Em setembro, a malha doméstica do setor aéreo cresceu pelo quinto mês consecutivo, conforme a Abear (Associação Brasileira das Empresas Aéreas). A média foi de quase 1.800 partidas por dia.
O resultado equivale a 74,6% da oferta de voos das companhias nacionais antes do impacto da pandemia, no início de março de 2020. O percentual é o maior desde o último mês de janeiro (74,8%).
“A maioria do público que está a bordo neste momento busca lazer”, menciona Eduardo Sanovicz, presidente da Abear.
Segundo o dirigente, a expectativa é alcançar, no primeiro trimestre de 2022, os 100% da malha aérea pré-crise. Sanovicz destaca o estímulo gerado pela vacinação, mas alerta para desafios que permanecem no horizonte do setor.
Entre eles, está o preço do querosene de aviação, pressionado pelo dólar alto e pela valorização do petróleo. O valor do combustível disparou 91,7% no segundo trimestre, em relação a igual período do ano passado, relatou a Abear em nota. Na visão da entidade, o aumento pode frear a retomada do setor aéreo.
O avanço dos custos gera reflexo para o bolso do consumidor.

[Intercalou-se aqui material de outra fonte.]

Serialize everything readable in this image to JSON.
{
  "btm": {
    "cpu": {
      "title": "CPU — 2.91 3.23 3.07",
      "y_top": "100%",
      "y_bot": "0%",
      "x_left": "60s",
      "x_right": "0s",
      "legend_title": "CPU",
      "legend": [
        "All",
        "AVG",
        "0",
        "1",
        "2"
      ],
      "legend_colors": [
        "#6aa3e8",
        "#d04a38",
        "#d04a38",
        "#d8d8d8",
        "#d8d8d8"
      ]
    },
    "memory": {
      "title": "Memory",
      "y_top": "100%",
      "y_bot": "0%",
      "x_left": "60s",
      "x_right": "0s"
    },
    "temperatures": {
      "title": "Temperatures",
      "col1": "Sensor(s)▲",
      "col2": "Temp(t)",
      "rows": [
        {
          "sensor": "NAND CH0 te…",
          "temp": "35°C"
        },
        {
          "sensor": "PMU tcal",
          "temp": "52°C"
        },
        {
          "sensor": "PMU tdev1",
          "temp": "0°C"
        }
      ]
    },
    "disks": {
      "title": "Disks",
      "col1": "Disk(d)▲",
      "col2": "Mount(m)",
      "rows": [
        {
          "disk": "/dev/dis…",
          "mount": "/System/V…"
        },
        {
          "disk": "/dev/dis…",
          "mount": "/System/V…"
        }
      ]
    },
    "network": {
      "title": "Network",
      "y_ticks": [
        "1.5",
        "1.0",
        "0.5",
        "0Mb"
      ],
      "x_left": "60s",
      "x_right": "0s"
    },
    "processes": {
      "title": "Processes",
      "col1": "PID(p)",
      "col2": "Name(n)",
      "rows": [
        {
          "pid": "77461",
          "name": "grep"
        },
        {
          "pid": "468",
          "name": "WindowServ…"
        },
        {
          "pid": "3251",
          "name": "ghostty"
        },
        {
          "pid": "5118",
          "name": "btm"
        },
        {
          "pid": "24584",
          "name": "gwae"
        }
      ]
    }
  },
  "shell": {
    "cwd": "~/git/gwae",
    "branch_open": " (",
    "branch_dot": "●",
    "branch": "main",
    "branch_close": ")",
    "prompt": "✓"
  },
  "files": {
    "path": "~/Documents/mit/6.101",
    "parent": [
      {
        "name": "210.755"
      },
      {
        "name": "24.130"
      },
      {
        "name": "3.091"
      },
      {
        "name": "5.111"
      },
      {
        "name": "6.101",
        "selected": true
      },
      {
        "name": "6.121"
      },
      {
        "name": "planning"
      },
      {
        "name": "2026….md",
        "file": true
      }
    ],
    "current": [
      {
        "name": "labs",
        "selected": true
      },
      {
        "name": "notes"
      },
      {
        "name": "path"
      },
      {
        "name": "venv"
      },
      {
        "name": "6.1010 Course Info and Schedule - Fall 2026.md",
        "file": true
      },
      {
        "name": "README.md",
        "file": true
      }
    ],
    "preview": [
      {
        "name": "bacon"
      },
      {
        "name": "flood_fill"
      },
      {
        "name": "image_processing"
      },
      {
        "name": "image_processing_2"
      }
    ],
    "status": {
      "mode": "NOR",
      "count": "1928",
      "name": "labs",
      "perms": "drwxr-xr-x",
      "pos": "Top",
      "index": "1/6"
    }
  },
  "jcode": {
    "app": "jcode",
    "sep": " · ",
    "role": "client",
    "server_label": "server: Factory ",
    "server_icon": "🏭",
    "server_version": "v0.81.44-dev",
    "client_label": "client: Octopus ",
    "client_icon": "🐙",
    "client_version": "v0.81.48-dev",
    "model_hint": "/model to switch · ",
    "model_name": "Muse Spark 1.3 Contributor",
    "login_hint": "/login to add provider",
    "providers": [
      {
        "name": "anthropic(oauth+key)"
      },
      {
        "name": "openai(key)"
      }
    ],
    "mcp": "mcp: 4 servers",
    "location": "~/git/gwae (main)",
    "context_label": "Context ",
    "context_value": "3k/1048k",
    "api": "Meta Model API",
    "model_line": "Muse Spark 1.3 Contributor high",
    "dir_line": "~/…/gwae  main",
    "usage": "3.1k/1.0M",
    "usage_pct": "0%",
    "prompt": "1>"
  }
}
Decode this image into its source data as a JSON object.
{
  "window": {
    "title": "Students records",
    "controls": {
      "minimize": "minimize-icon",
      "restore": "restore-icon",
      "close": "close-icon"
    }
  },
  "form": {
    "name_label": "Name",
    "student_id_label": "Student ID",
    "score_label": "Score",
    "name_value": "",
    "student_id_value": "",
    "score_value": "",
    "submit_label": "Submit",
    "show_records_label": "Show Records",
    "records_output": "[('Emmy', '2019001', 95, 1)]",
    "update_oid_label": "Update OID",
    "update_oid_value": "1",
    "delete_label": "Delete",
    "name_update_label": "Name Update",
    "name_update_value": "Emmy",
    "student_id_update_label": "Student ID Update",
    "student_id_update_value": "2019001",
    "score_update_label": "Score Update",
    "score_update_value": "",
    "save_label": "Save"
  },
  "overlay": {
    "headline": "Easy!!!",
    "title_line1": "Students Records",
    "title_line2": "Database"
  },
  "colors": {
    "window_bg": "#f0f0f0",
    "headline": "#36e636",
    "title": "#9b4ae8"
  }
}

Em 12 meses até setembro, as passagens aéreas subiram 56,81% no país, conforme o IBGE (Instituto Brasileiro de Geografia e Estatística).
“Pegamos muita tempestade ao longo da pandemia, e a chuva ainda não acabou. Os custos seguem subindo”, pontua Sanovicz.
Apesar da pressão dos combustíveis, o clima também é mais otimista no setor rodoviário. A plataforma de venda de passagens DeÔnibus, por exemplo, relata uma melhora mais consistente nos negócios a partir de maio.
Em setembro, a procura por bilhetes alcançou nível 30% superior ao de igual mês de 2019, conta Breno Moraes, CEO da empresa. O movimento traz uma dose de alívio para o caixa depois das perdas na pandemia.
“O comportamento dos últimos meses tem muito a ver com a vacinação”, analisa Moraes. “Também tem toda aquela tese da demanda reprimida. Há uma combinação de fatores.”